Commercial reach in refrigerators are generally used in restaurants for short term food and ingredient storage, as opposed to large walk-ins that store bulk items long term.
The commercial reach in refrigerators available through eTundra.com are built for heavy duty use and have a more powerful compressor than residential refrigerators.
More horsepower means a refrigerator’s storage space cools quickly and stays cold despite constant door opening. This is vital for food safety, and NFS regulations require commercial kitchens to store food products at or below 40 degrees Fahrenheit.
Bottom vs. Top Mounted Compressors
The compressor is the engine of a commercial reach in refrigerator. Keeping this engine working effectively and efficiently requires a combination of maintenance and environment. Some compressors work better in certain environments than others, and purchasing the right unit for the job and location you have in mind is an important decision.
Commercial reach-in refrigerators are made with either a top or bottom mounted compressor. Top mounted and bottom mounted compressors have advantages and disadvantages, and it’s important to make your purchasing decision based on where and how you plan to use the refrigerator.
Bottom mounted reach ins:
- Are more efficient in hot environments because the compressor is on the floor, where it is cooler
- Feature an ergonomic storage space with more accessible shelving than top mounted units
- Should not be used where lots of flour (like a bakery) or dust is present as the compressor will clog easily
Top mounted reach ins:
- Have better compressor airflow than a bottom mounted unit, making them more efficient. However, this only applies in a cooler environment
- Perform better in dusty environments or where a lot of flour is present (like a bakery)
Size and Insulation
Commercial reach in refrigerators come in three configurations: one door, two door, and three door. Doors can also be halved for more compartmentalized storage. When considering what size reach in refrigerator is right for your commercial kitchen, keep in mind that the larger the unit, the more energy it will consume.

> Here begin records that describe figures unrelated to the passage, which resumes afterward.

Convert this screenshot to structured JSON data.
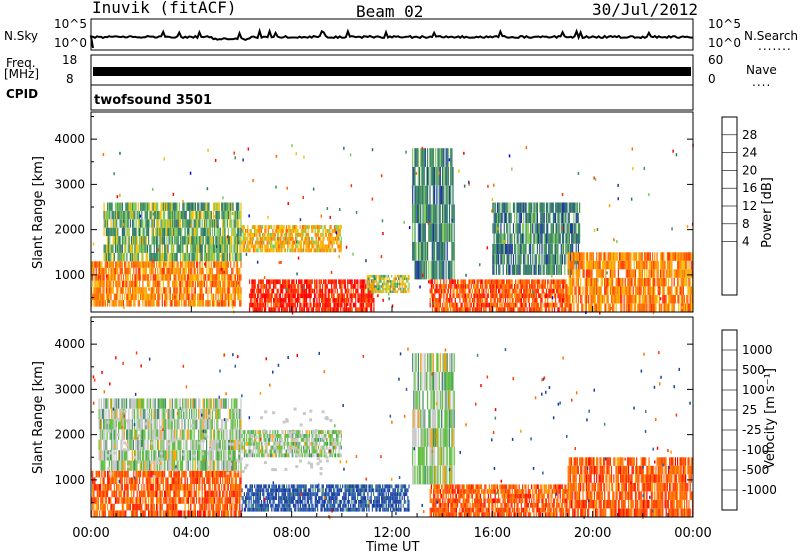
{
  "header": {
    "station": "Inuvik (fitACF)",
    "beam": "Beam 02",
    "date": "30/Jul/2012"
  },
  "panels": {
    "nsky_label": "N.Sky",
    "nsearch_label": "N.Search",
    "nsky_ticks": [
      "10^5",
      "10^0"
    ],
    "nsearch_ticks": [
      "10^5",
      "10^0"
    ],
    "freq_label_1": "Freq.",
    "freq_label_2": "[MHz]",
    "freq_ticks": [
      "18",
      "8"
    ],
    "nave_label": "Nave",
    "nave_ticks": [
      "60",
      "0"
    ],
    "cpid_label": "CPID",
    "cpid_value": "twofsound 3501"
  },
  "colorbars": {
    "power_label": "Power [dB]",
    "power_ticks": [
      "28",
      "24",
      "20",
      "16",
      "12",
      "8",
      "4"
    ],
    "power_colors": [
      "#ff0000",
      "#ff3300",
      "#ff6a00",
      "#ff9900",
      "#f5c000",
      "#7fc95a",
      "#3f8f5f",
      "#2f6f6f",
      "#1e3a9a",
      "#0000ff"
    ],
    "velocity_label": "Velocity [m s⁻¹]",
    "velocity_ticks": [
      "1000",
      "500",
      "100",
      "25",
      "-25",
      "-100",
      "-500",
      "-1000"
    ],
    "velocity_colors": [
      "#1a3fa0",
      "#2f5fb0",
      "#3f8f6f",
      "#5fc040",
      "#c8c8c8",
      "#ffa000",
      "#ff7000",
      "#ff3a00",
      "#ff0000"
    ]
  },
  "axes": {
    "ylabel": "Slant Range [km]",
    "yticks": [
      "4000",
      "3000",
      "2000",
      "1000"
    ],
    "xlabel": "Time UT",
    "xticks": [
      "00:00",
      "04:00",
      "08:00",
      "12:00",
      "16:00",
      "20:00",
      "00:00"
    ]
  },
  "chart_data": [
    {
      "type": "heatmap",
      "name": "power",
      "x": [
        "00:00",
        "04:00",
        "08:00",
        "12:00",
        "16:00",
        "20:00",
        "00:00"
      ],
      "ylim": [
        180,
        4600
      ],
      "colorbar": {
        "label": "Power [dB]",
        "range": [
          0,
          30
        ]
      },
      "regions": [
        {
          "t0": 0.0,
          "t1": 6.0,
          "r0": 300,
          "r1": 1300,
          "level": 20
        },
        {
          "t0": 0.5,
          "t1": 6.0,
          "r0": 1300,
          "r1": 2600,
          "level": 10
        },
        {
          "t0": 6.3,
          "t1": 11.3,
          "r0": 180,
          "r1": 900,
          "level": 28
        },
        {
          "t0": 6.0,
          "t1": 10.0,
          "r0": 1500,
          "r1": 2100,
          "level": 18
        },
        {
          "t0": 11.0,
          "t1": 12.7,
          "r0": 600,
          "r1": 1000,
          "level": 15
        },
        {
          "t0": 12.8,
          "t1": 14.5,
          "r0": 900,
          "r1": 3800,
          "level": 8
        },
        {
          "t0": 13.5,
          "t1": 19.0,
          "r0": 180,
          "r1": 900,
          "level": 24
        },
        {
          "t0": 16.0,
          "t1": 19.5,
          "r0": 1000,
          "r1": 2600,
          "level": 8
        },
        {
          "t0": 19.0,
          "t1": 24.0,
          "r0": 180,
          "r1": 1500,
          "level": 20
        }
      ]
    },
    {
      "type": "heatmap",
      "name": "velocity",
      "x": [
        "00:00",
        "04:00",
        "08:00",
        "12:00",
        "16:00",
        "20:00",
        "00:00"
      ],
      "ylim": [
        180,
        4600
      ],
      "colorbar": {
        "label": "Velocity [m s⁻¹]",
        "range": [
          -1000,
          1000
        ]
      },
      "regions": [
        {
          "t0": 0.0,
          "t1": 6.0,
          "r0": 180,
          "r1": 1200,
          "level": -100
        },
        {
          "t0": 0.3,
          "t1": 6.0,
          "r0": 1200,
          "r1": 2800,
          "level": 0
        },
        {
          "t0": 6.0,
          "t1": 12.7,
          "r0": 300,
          "r1": 900,
          "level": 100
        },
        {
          "t0": 6.0,
          "t1": 10.0,
          "r0": 1500,
          "r1": 2100,
          "level": 0
        },
        {
          "t0": 12.8,
          "t1": 14.5,
          "r0": 900,
          "r1": 3800,
          "level": 0
        },
        {
          "t0": 13.5,
          "t1": 19.0,
          "r0": 180,
          "r1": 900,
          "level": -100
        },
        {
          "t0": 19.0,
          "t1": 24.0,
          "r0": 180,
          "r1": 1500,
          "level": -300
        }
      ]
    }
  ]
}
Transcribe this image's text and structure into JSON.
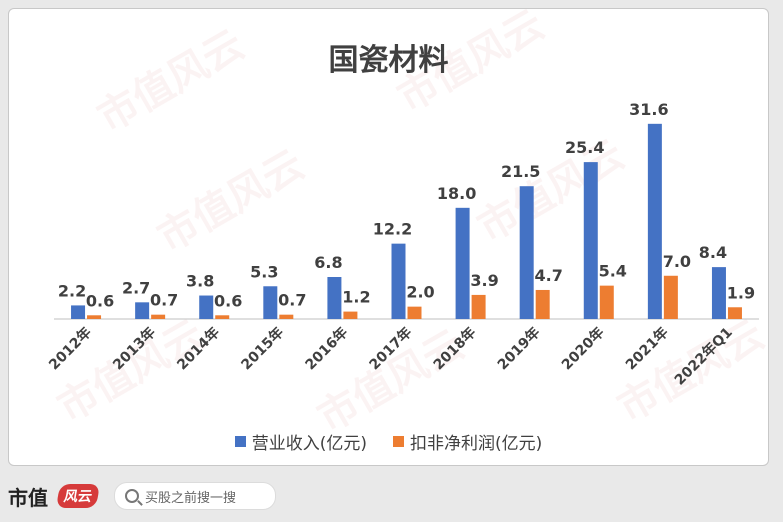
{
  "footer": {
    "brand": "市值",
    "brand_logo": "风云",
    "search_placeholder": "买股之前搜一搜"
  },
  "colors": {
    "revenue": "#4472c4",
    "profit": "#ed7d31"
  },
  "chart_data": {
    "type": "bar",
    "title": "国瓷材料",
    "categories": [
      "2012年",
      "2013年",
      "2014年",
      "2015年",
      "2016年",
      "2017年",
      "2018年",
      "2019年",
      "2020年",
      "2021年",
      "2022年Q1"
    ],
    "series": [
      {
        "name": "营业收入(亿元)",
        "values": [
          2.2,
          2.7,
          3.8,
          5.3,
          6.8,
          12.2,
          18.0,
          21.5,
          25.4,
          31.6,
          8.4
        ]
      },
      {
        "name": "扣非净利润(亿元)",
        "values": [
          0.6,
          0.7,
          0.6,
          0.7,
          1.2,
          2.0,
          3.9,
          4.7,
          5.4,
          7.0,
          1.9
        ]
      }
    ],
    "xlabel": "",
    "ylabel": "",
    "ylim": [
      0,
      34
    ],
    "grid": false,
    "legend_position": "bottom"
  }
}
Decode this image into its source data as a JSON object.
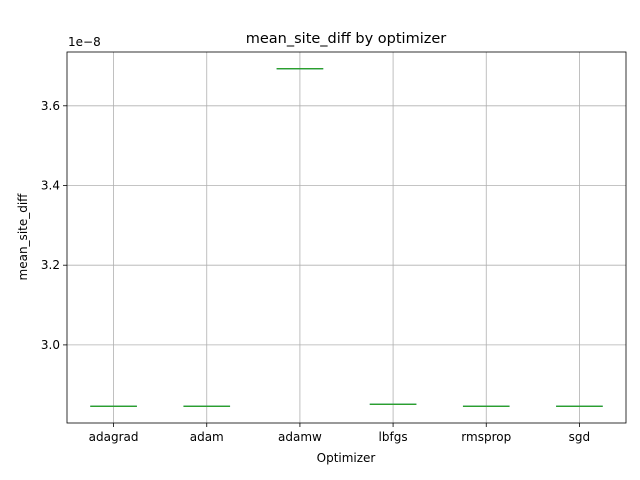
{
  "chart_data": {
    "type": "box",
    "title": "mean_site_diff by optimizer",
    "xlabel": "Optimizer",
    "ylabel": "mean_site_diff",
    "offset_label": "1e−8",
    "categories": [
      "adagrad",
      "adam",
      "adamw",
      "lbfgs",
      "rmsprop",
      "sgd"
    ],
    "values": [
      2.846e-08,
      2.846e-08,
      3.693e-08,
      2.851e-08,
      2.846e-08,
      2.846e-08
    ],
    "yticks": [
      3.0,
      3.2,
      3.4,
      3.6
    ],
    "ytick_labels": [
      "3.0",
      "3.2",
      "3.4",
      "3.6"
    ],
    "ylim": [
      2.804e-08,
      3.735e-08
    ],
    "grid": true,
    "colors": {
      "median": "#2ca02c",
      "box": "#1f77b4"
    }
  }
}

Energy Star has begun rating commercial reach in refrigerators. Use the Energy Star guide to identify units that are the most energy efficient.

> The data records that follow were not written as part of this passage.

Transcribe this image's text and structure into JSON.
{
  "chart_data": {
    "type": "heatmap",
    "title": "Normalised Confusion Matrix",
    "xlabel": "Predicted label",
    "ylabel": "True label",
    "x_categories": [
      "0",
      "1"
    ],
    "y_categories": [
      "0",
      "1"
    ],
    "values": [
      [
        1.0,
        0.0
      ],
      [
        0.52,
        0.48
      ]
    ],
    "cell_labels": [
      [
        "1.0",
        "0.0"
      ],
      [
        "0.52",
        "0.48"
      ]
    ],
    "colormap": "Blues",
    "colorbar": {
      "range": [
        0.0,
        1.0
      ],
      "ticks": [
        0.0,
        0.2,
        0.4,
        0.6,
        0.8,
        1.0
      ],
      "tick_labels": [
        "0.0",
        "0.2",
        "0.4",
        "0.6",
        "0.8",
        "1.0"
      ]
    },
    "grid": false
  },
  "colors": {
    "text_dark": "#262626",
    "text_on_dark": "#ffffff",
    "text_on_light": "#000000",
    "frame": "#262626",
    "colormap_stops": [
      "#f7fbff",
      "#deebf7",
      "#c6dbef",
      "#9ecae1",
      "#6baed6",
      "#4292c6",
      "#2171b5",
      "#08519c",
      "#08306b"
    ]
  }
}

Of course, energy usage must be weighed against the amount of storage space you need. Probably the most efficient way to organize your refrigerated storage space is in gradually smaller units the closer you get to the hottest part of the kitchen: the production line.
Start with a walk in for bulk storage, then a two or three door reach in refrigerator stocked with daily or weekly supplies, and finish with a one door reach in refrigerator nearest the line for quick and easy access by kitchen staff.
All commercial reach in refrigerators have thick insulation to maximize efficiency and cool air holding power. Stainless steel interiors are more expensive than aluminum or galvanized ones, but are stain and rust resistant, can withstand heavy use, and are much easier to clean and sanitize.
Commercial Reach In Refrigerator Maintenance
Most commercial reach in refrigerators are designed for heavy duty use and should perform at a high level for many years. However, a few very simple preventive maintenance tasks will help ensure that your reach in refrigerator is working effectively and efficiently.
Keep the compressor and coils clean. The coils are usually black tubes that are packed together on the outside of the refrigerator on the back side. Wipe dust and dirt off coils and the compressor regularly to maximize life cycle and efficiency.
Make sure the compressor fan has good airflow. A partially blocked or very dirty compressor fan must work harder to cool the refrigerant in your reach in, shortening it’s life
Replace worn door gaskets. All commercial reach ins have thick self-sealing gaskets on their doors to make sure cold air can’t escape from the unit. Over time, these gaskets wear out and lose their effectiveness. A good indication your door gaskets need replacing is the constant presence of frost on shelves and food products.